Defendant's final argument is that even if his conduct was contemptuous, it was not sufficiently serious to warrant a sentence of 6 months' imprisonment. Punishment for contempt rests within the discretion of the trial judge. The filing of false allegations in a post-conviction petition, requiring an over-burdened court to conduct unnecessary hearings, cannot be viewed lightly. (See People v. Bennett, 51 Ill.2d 282, 287 (1972).) The trial judge was within his power to impose upon defendant a sentence of 6 months for contempt.

• 3 In this case, however, mitigating circumstances exist which distinguish it from People v. Bennett. The hearing conducted did not relate to the count which contained the false allegation; that count had already been dismissed. Under such circumstance, defendant's false swearing would never have come to the court's attention but for defendant's candor and concern for honesty.

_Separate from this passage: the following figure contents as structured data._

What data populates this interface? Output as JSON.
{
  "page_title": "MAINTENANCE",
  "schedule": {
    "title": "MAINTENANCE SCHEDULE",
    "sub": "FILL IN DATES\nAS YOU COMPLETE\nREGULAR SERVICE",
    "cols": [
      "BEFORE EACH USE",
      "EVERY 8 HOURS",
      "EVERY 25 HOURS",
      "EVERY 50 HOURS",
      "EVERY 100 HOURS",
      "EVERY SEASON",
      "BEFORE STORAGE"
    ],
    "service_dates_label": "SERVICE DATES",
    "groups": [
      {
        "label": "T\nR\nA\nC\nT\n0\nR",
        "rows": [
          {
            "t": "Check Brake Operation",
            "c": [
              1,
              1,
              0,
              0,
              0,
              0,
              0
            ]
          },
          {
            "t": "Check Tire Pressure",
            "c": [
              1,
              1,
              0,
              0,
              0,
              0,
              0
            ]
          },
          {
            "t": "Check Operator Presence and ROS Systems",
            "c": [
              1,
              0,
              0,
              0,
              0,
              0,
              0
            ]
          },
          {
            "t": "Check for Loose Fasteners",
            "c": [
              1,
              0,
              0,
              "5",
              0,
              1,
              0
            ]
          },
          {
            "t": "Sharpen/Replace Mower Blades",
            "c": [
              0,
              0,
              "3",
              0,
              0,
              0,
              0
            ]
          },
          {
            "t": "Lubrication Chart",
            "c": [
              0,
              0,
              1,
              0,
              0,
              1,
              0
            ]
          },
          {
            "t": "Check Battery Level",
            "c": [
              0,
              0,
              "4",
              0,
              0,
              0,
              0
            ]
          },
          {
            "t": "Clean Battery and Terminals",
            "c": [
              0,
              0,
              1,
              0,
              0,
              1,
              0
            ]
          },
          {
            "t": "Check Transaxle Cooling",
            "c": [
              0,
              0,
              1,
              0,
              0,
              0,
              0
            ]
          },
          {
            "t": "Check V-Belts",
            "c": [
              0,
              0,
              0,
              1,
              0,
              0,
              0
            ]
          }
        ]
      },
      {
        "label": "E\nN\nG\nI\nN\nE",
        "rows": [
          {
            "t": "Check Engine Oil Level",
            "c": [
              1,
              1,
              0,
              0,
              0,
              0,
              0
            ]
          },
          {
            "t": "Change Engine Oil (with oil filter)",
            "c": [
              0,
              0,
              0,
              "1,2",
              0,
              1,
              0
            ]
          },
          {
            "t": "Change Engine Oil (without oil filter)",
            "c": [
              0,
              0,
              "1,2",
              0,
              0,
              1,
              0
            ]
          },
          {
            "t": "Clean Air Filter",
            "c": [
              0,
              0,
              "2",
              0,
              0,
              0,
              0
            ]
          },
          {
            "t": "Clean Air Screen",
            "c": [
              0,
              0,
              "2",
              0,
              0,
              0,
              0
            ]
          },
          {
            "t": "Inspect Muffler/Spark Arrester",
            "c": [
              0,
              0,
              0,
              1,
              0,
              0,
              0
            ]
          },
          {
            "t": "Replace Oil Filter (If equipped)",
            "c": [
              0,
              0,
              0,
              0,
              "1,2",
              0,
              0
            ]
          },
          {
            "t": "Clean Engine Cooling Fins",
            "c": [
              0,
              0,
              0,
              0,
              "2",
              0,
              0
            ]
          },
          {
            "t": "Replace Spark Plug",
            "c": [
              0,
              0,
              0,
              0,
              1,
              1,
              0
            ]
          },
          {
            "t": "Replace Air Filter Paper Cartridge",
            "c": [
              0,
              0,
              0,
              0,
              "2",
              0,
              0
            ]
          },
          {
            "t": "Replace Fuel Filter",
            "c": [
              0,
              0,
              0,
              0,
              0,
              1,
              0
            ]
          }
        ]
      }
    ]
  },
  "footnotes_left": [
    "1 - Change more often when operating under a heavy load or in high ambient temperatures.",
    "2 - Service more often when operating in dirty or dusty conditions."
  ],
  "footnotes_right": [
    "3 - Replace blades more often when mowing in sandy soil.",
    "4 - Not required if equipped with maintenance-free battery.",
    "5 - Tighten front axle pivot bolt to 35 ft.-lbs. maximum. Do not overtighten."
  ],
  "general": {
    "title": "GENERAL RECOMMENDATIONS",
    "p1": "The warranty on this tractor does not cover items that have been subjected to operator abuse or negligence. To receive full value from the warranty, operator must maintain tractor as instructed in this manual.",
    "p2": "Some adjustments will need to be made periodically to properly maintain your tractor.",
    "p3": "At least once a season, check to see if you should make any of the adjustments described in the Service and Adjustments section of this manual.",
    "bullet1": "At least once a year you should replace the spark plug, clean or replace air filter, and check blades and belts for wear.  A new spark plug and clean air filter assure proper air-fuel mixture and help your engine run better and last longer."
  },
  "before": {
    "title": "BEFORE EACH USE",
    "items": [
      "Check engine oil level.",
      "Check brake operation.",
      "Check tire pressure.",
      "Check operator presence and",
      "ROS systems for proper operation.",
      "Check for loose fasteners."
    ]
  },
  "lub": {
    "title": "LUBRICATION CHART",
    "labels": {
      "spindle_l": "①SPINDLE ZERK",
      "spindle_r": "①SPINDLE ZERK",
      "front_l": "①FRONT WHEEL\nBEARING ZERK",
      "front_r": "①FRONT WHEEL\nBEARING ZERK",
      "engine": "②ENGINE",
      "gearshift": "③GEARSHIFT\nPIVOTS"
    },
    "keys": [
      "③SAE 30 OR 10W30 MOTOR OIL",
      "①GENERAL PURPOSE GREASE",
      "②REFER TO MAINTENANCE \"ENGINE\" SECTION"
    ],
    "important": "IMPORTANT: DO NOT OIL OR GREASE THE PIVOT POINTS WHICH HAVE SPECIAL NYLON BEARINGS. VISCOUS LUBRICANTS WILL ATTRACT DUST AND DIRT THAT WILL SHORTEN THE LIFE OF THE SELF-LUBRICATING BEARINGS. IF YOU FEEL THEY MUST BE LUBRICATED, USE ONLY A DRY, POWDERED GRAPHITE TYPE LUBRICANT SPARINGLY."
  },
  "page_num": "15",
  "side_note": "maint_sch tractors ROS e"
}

Furthermore, we note that his signing of the affidavit was based upon a misguided belief, supported by the notary public, that such signing was necessary in order for him to have an opportunity to present his claims to the judge. We in no way condone defendant's conduct but, under the circumstances, feel that justice would best be served by our affirming the judgment of contempt against defendant and vacating the 6-month sentence.

Judgment affirmed; sentence vacated.

RECHENMACHER, P.J., and DIXON, J., concur.